I think, rather than fining me, the city should award me a Medal of Honor. Why, the ducks especially have become something of a local tourist attraction, bringing the neighborhood kids to delight and gawk. Okay, perhaps there is the little matter of screwing around with their natural instincts to forage for food, but hey, wouldn’t we all prefer to have our dinner brought to us rather than going through all the work and mess of cooking it ourselves? Of course we would.
And I fear the consequences of cutting the birds (especially the ducks) off. Like smoking, I have tried to come down off my addiction gradually — from four buckets twice a day to two, then only once a day, now just one bucket.The poor sad flock of female ducks still comes. I tried to explain to them that I have to cut back but they don’t listen. I may have to go into addiction therapy. And while I’m in therapy, they are likely to escalate their bold behavior, flying onto my deck and crash landing beside the barbecue. If I quit throwing seed out for them, I fully expect them to come in a hoard and kick their silly orange feet against the back door demanding to be fed. Ducks can be vicious.
I do acknowledge that it would be easier for me to go away on trips if I didn’t have to worry about the ducks being fed. I take my responsibility to the ducks seriously. Just as I looked after my children, once I’ve made a commitment to the ducks, I’m all the way in.
It is true that other unwanted wildlife has begun to creep in. When Gill was here, she saw the groundhog sunning himself and partaking of the seed buffet on the lawn. She yelled at me:”Ma, did you know you now have a groundhog?
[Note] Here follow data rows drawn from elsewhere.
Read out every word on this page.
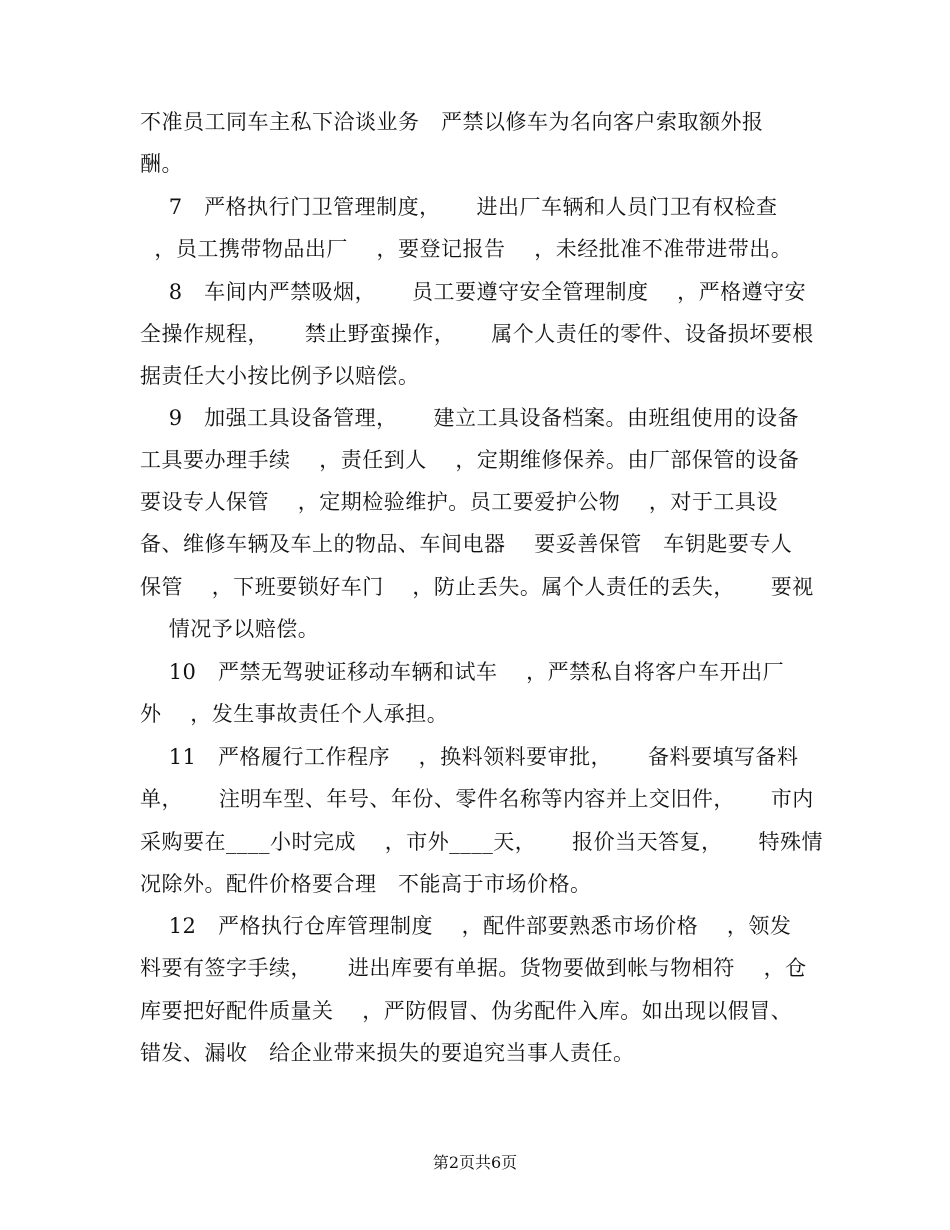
不准员工同车主私下洽谈业务   严禁以修车为名向客户索取额外报
酬。
7   严格执行门卫管理制度，     进出厂车辆和人员门卫有权检查
，员工携带物品出厂    ，要登记报告    ，未经批准不准带进带出。
8   车间内严禁吸烟，     员工要遵守安全管理制度    ，严格遵守安
全操作规程，     禁止野蛮操作，     属个人责任的零件、设备损坏要根
据责任大小按比例予以赔偿。
9   加强工具设备管理，     建立工具设备档案。由班组使用的设备
工具要办理手续    ，责任到人    ，定期维修保养。由厂部保管的设备
要设专人保管    ，定期检验维护。员工要爱护公物    ，对于工具设
备、维修车辆及车上的物品、车间电器    要妥善保管   车钥匙要专人
保管    ，下班要锁好车门    ，防止丢失。属个人责任的丢失，     要视
情况予以赔偿。
10   严禁无驾驶证移动车辆和试车    ，严禁私自将客户车开出厂
外    ，发生事故责任个人承担。
11   严格履行工作程序    ，换料领料要审批，     备料要填写备料
单，     注明车型、年号、年份、零件名称等内容并上交旧件，     市内
采购要在____小时完成    ，市外____天，     报价当天答复，     特殊情
况除外。配件价格要合理   不能高于市场价格。
12   严格执行仓库管理制度    ，配件部要熟悉市场价格    ，领发
料要有签字手续，     进出库要有单据。货物要做到帐与物相符    ，仓
库要把好配件质量关    ，严防假冒、伪劣配件入库。如出现以假冒、
错发、漏收   给企业带来损失的要追究当事人责任。
第2页共6页
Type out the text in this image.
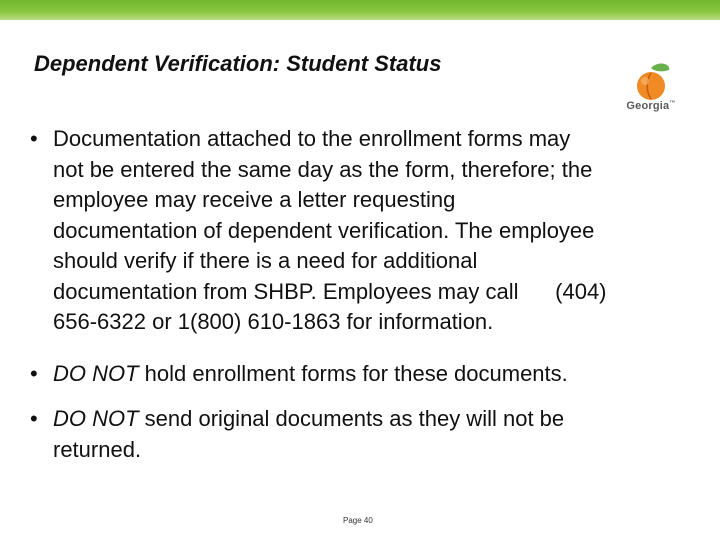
Dependent Verification: Student Status
Georgia™
• Documentation attached to the enrollment forms may
not be entered the same day as the form, therefore; the
employee may receive a letter requesting
documentation of dependent verification. The employee
should verify if there is a need for additional
documentation from SHBP. Employees may call      (404)
656-6322 or 1(800) 610-1863 for information.
• DO NOT hold enrollment forms for these documents.
• DO NOT send original documents as they will not be
returned.
Page 40
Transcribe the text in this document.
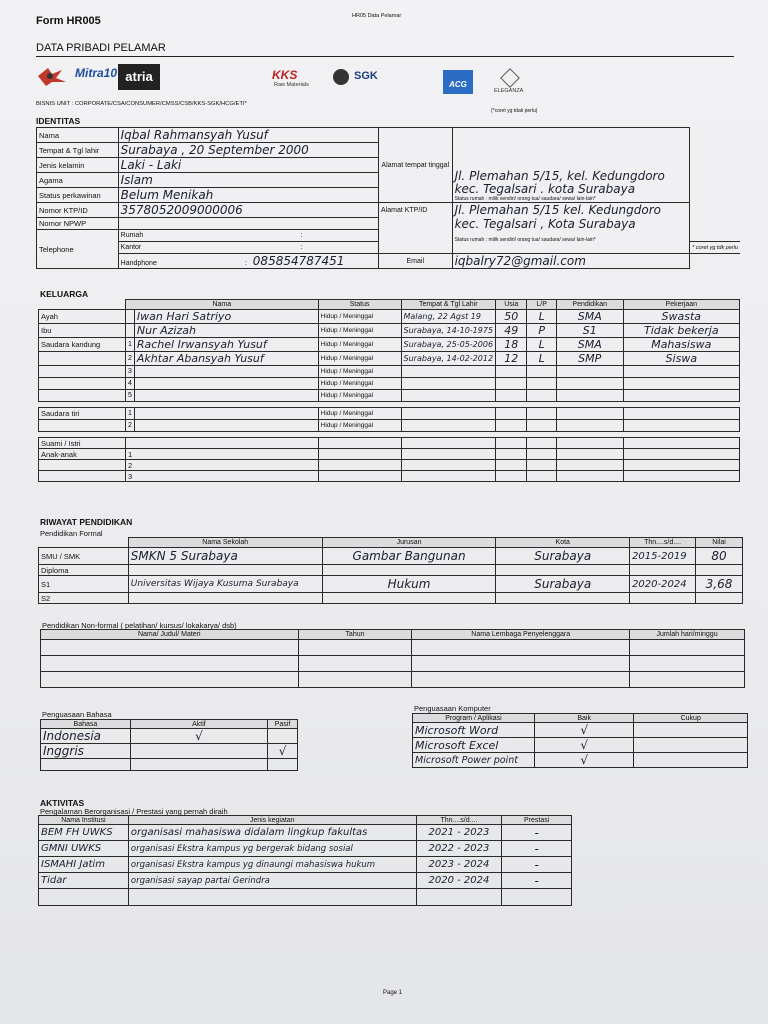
Form HR005	HR05 Data Pelamar
DATA PRIBADI PELAMAR
Mitra10 atria	KKS
Raw Materials
SGK
ACG
ELEGANZA
BISNIS UNIT : CORPORATE/CSA/CONSUMER/CMSS/CSB/KKS-SGK/HCG/ETI*
(*coret yg tdak perlu)
IDENTITAS
Nama	Iqbal Rahmansyah Yusuf	Alamat tempat tinggal	Jl. Plemahan 5/15, kel. Kedungdoro
kec. Tegalsari . kota Surabaya
Status rumah : milik sendiri/ orang tua/ saudara/ sewa/ lain-lain*	

Tempat & Tgl lahir	Surabaya , 20 September 2000			
Jenis kelamin	Laki - Laki			
Agama	Islam			
Status perkawinan	Belum Menikah			
Nomor KTP/ID	3578052009000006	Alamat KTP/ID	Jl. Plemahan 5/15 kel. Kedungdoro
kec. Tegalsari , Kota Surabaya
Status rumah : milik sendiri/ orang tua/ saudara/ sewa/ lain-lain*	

Nomor NPWP				
Telephone	Rumah :			

	Kantor :			* coret yg tdk perlu
	Handphone : 085854787451	Email	iqbalry72@gmail.com	
KELUARGA
	Nama		Status	Tempat & Tgl Lahir	Usia	L/P	Pendidikan	Pekerjaan
Ayah		Iwan Hari Satriyo	Hidup / Meninggal	Malang, 22 Agst 19	50	L	SMA	Swasta
Ibu		Nur Azizah	Hidup / Meninggal	Surabaya, 14-10-1975	49	P	S1	Tidak bekerja
Saudara kandung	1	Rachel Irwansyah Yusuf	Hidup / Meninggal	Surabaya, 25-05-2006	18	L	SMA	Mahasiswa
	2	Akhtar Abansyah Yusuf	Hidup / Meninggal	Surabaya, 14-02-2012	12	L	SMP	Siswa
	3		Hidup / Meninggal					
	4		Hidup / Meninggal					
	5		Hidup / Meninggal					

Saudara tiri	1		Hidup / Meninggal					
	2		Hidup / Meninggal					

Suami / Istri								
Anak-anak	1							
	2							
	3							
RIWAYAT PENDIDIKAN
Pendidikan Formal
	Nama Sekolah	Jurusan	Kota	Thn....s/d....	Nilai
SMU / SMK	SMKN 5 Surabaya	Gambar Bangunan	Surabaya	2015-2019	80
Diploma					
S1	Universitas Wijaya Kusuma Surabaya	Hukum	Surabaya	2020-2024	3,68
S2					
Pendidikan Non-formal ( pelatihan/ kursus/ lokakarya/ dsb)
Nama/ Judul/ Materi	Tahun	Nama Lembaga Penyelenggara	Jumlah hari/minggu

Penguasaan Bahasa
Bahasa	Aktif	Pasif
Indonesia	√	
Inggris		√

Penguasaan Komputer
Program / Aplikasi	Baik	Cukup
Microsoft Word	√	
Microsoft Excel	√	
Microsoft Power point	√	
AKTIVITAS
Pengalaman Berorganisasi / Prestasi yang pernah diraih
Nama Institusi	Jenis kegiatan	Thn....s/d....	Prestasi
BEM FH UWKS	organisasi mahasiswa didalam lingkup fakultas	2021 - 2023	-
GMNI UWKS	organisasi Ekstra kampus yg bergerak bidang sosial	2022 - 2023	-
ISMAHI Jatim	organisasi Ekstra kampus yg dinaungi mahasiswa hukum	2023 - 2024	-
Tidar	organisasi sayap partai Gerindra	2020 - 2024	-

Page 1
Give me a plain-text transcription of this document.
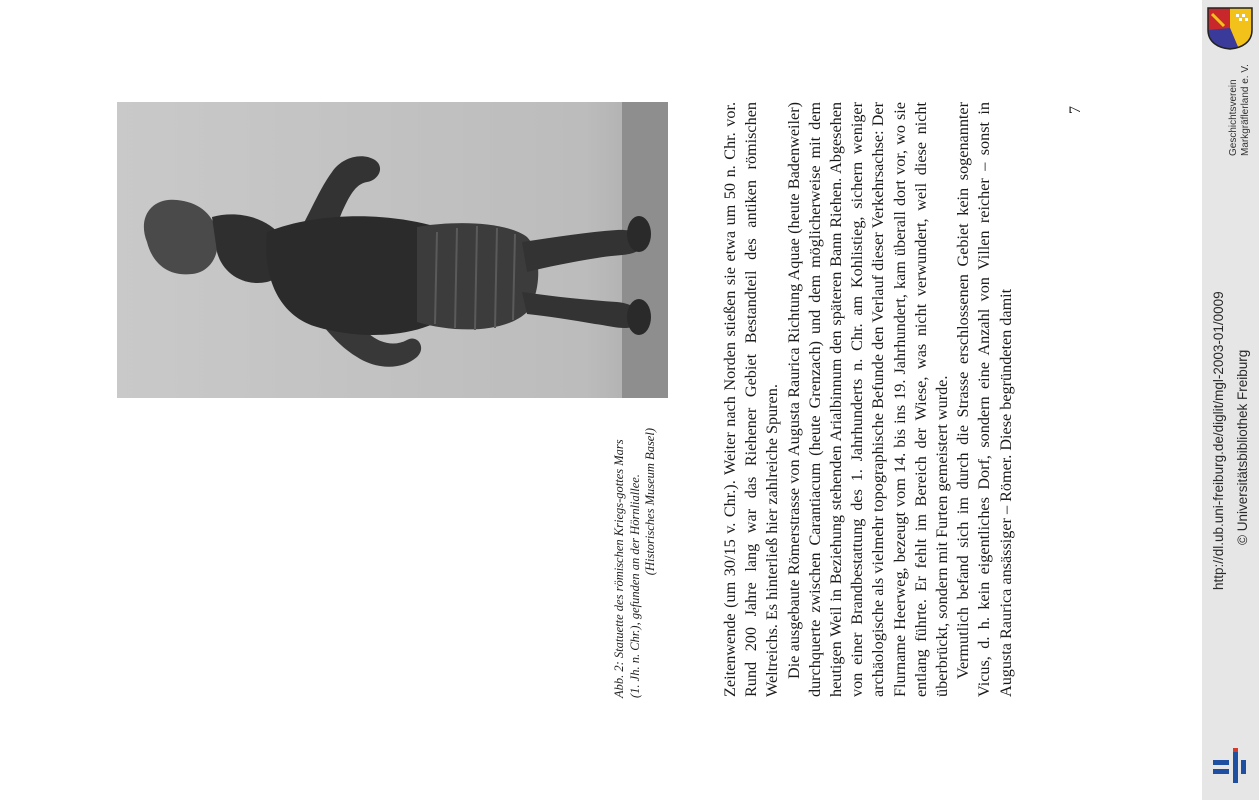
Abb. 2: Statuette des römischen Kriegs-gottes Mars (1. Jh. n. Chr.), gefunden an der Hörnliallee. (Historisches Museum Basel)	Zeitenwende (um 30/15 v. Chr.). Weiter nach Norden stießen sie etwa um 50 n. Chr. vor. Rund 200 Jahre lang war das Riehener Gebiet Bestandteil des antiken römischen Weltreichs. Es hinterließ hier zahlreiche Spuren. Die ausgebaute Römerstrasse von Augusta Raurica Richtung Aquae (heute Badenweiler) durchquerte zwischen Carantiacum (heute Grenzach) und dem möglicherweise mit dem heutigen Weil in Beziehung stehenden Arialbinnum den späteren Bann Riehen. Abgesehen von einer Brandbestattung des 1. Jahrhunderts n. Chr. am Kohlistieg, sichern weniger archäologische als vielmehr topographische Befunde den Verlauf dieser Verkehrsachse: Der Flurname Heerweg, bezeugt vom 14. bis ins 19. Jahrhundert, kam überall dort vor, wo sie entlang führte. Er fehlt im Bereich der Wiese, was nicht verwundert, weil diese nicht überbrückt, sondern mit Furten gemeistert wurde. Vermutlich befand sich im durch die Strasse erschlossenen Gebiet kein sogenannter Vicus, d. h. kein eigentliches Dorf, sondern eine Anzahl von Villen reicher – sonst in Augusta Raurica ansässiger – Römer. Diese begründeten damit

7
http://dl.ub.uni-freiburg.de/diglit/mgl-2003-01/0009 © Universitätsbibliothek Freiburg
Geschichtsverein Markgräflerland e. V.
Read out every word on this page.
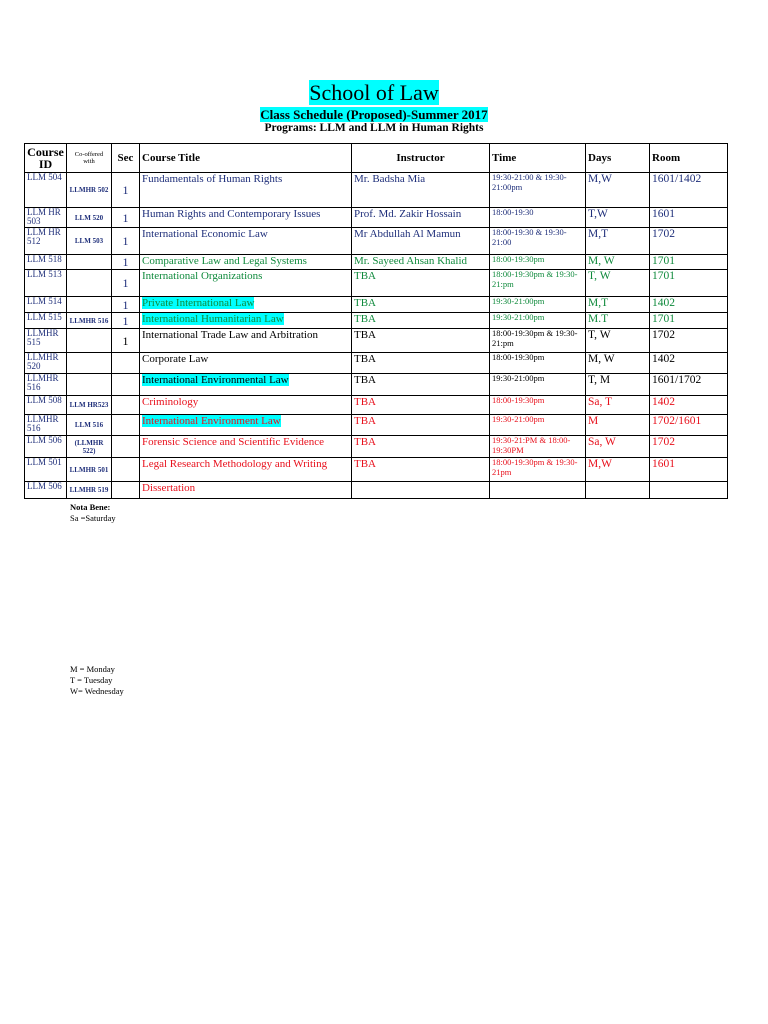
School of Law
Class Schedule (Proposed)-Summer 2017
Programs: LLM and LLM in Human Rights
Course ID	Co-offered with	Sec	Course Title	Instructor	Time	Days	Room
LLM 504	LLMHR 502	1	Fundamentals of Human Rights	Mr. Badsha Mia	19:30-21:00 & 19:30-21:00pm	M,W	1601/1402
LLM HR 503	LLM 520	1	Human Rights and Contemporary Issues	Prof. Md. Zakir Hossain	18:00-19:30	T,W	1601
LLM HR 512	LLM 503	1	International Economic Law	Mr Abdullah Al Mamun	18:00-19:30 & 19:30-21:00	M,T	1702
LLM 518		1	Comparative Law and Legal Systems	Mr. Sayeed Ahsan Khalid	18:00-19:30pm	M, W	1701
LLM 513		1	International Organizations	TBA	18:00-19:30pm & 19:30-21:pm	T, W	1701
LLM 514		1	Private International Law	TBA	19:30-21:00pm	M,T	1402
LLM 515	LLMHR 516	1	International Humanitarian Law	TBA	19:30-21:00pm	M.T	1701
LLMHR 515		1	International Trade Law and Arbitration	TBA	18:00-19:30pm & 19:30-21:pm	T, W	1702
LLMHR 520			Corporate Law	TBA	18:00-19:30pm	M, W	1402
LLMHR 516			International Environmental Law	TBA	19:30-21:00pm	T, M	1601/1702
LLM 508	LLM HR523		Criminology	TBA	18:00-19:30pm	Sa, T	1402
LLMHR 516	LLM 516		International Environment Law	TBA	19:30-21:00pm	M	1702/1601
LLM 506	(LLMHR 522)		Forensic Science and Scientific Evidence	TBA	19:30-21:PM & 18:00-19:30PM	Sa, W	1702
LLM 501	LLMHR 501		Legal Research Methodology and Writing	TBA	18:00-19:30pm & 19:30-21pm	M,W	1601
LLM 506	LLMHR 519		Dissertation				
Nota Bene:
Sa =Saturday
M = Monday
T = Tuesday
W= Wednesday
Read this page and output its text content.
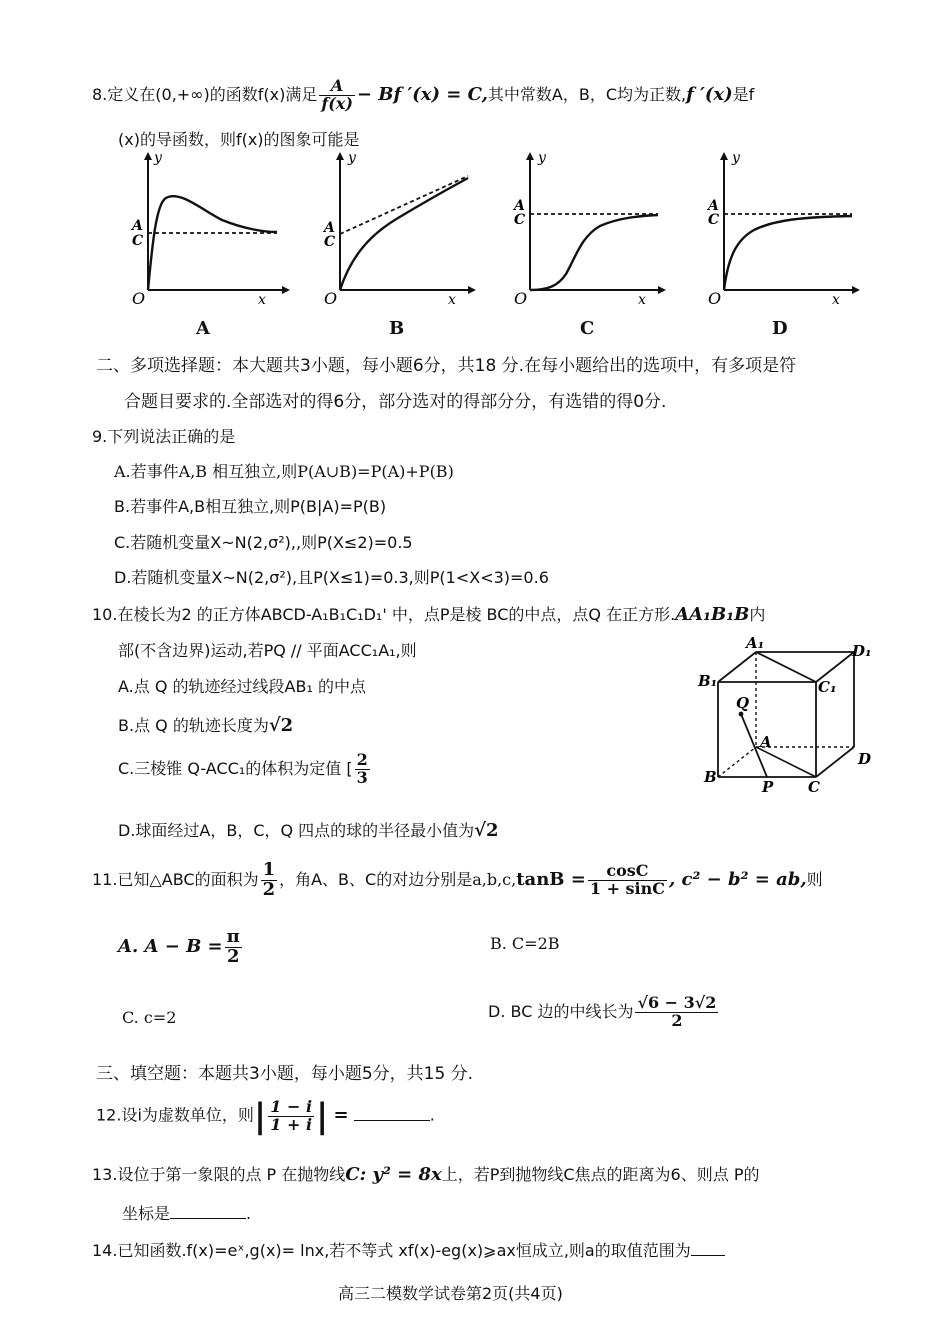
8.定义在(0,+∞)的函数f(x)满足 $\frac{A}{f(x)} - Bf$ ′(x) = C,其中常数A，B，C均为正数,f ′(x)是f
(x)的导函数，则f(x)的图象可能是
y
x
O
A
C
A
y
x
O
A
C
B
y
x
O
A
C
C
y
x
O
A
C
D
二、多项选择题：本大题共3小题，每小题6分，共18 分.在每小题给出的选项中，有多项是符
合题目要求的.全部选对的得6分，部分选对的得部分分，有选错的得0分.
9.下列说法正确的是
A.若事件A,B 相互独立,则P(A∪B)=P(A)+P(B)
B.若事件A,B相互独立,则P(B|A)=P(B)
C.若随机变量X~N(2,σ²),,则P(X≤2)=0.5
D.若随机变量X~N(2,σ²),且P(X≤1)=0.3,则P(1<X<3)=0.6
10.在棱长为2 的正方体ABCD-A₁B₁C₁D₁' 中，点P是棱 BC的中点，点Q 在正方形.AA₁B₁B内
部(不含边界)运动,若PQ // 平面ACC₁A₁,则
A.点 Q 的轨迹经过线段AB₁ 的中点
B.点 Q 的轨迹长度为√2
C.三棱锥 Q-ACC₁的体积为定值 [ $\frac{2}{3}$
D.球面经过A，B，C，Q 四点的球的半径最小值为√2
A₁	D₁
B₁	C₁
Q
A
D
B
P C
11.已知△ABC的面积为 $\frac{1}{2}$ ，角A、B、C的对边分别是$a,b,c,\tan B = \frac{\cos C}{1 + \sin C}$ , c² − b² = ab,则
A. $A - B = \frac{\pi}{2}$	B. C=2B
C. c=2	D. BC 边的中线长为 $\frac{√6 - 3√2}{2}$
三、填空题：本题共3小题，每小题5分，共15 分.
12.设i为虚数单位，则| $\frac{1 - i}{1 + i}$ | =	.
13.设位于第一象限的点 P 在抛物线C: y² = 8x上，若P到抛物线C焦点的距离为6、则点 P的
坐标是	.
14.已知函数.f(x)=eˣ,g(x)= lnx,若不等式 xf(x)-eg(x)⩾ax恒成立,则a的取值范围为
高三二模数学试卷第2页(共4页)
I’m going to scare him off so we can follow him and make sure he’s not taking up residency under your deck.”
She did so and we discovered that he’s claimed the neighbor’s shed as his, digging a rather large hole under it to act as his entrance. This leads me to think that I may have to resurrect my water gun, the one I keep handy to bombard the black cat that stalks my feeders. I tell you, being the law and order keeper, the sheriff if you will, to all these unruly critters is a full time job.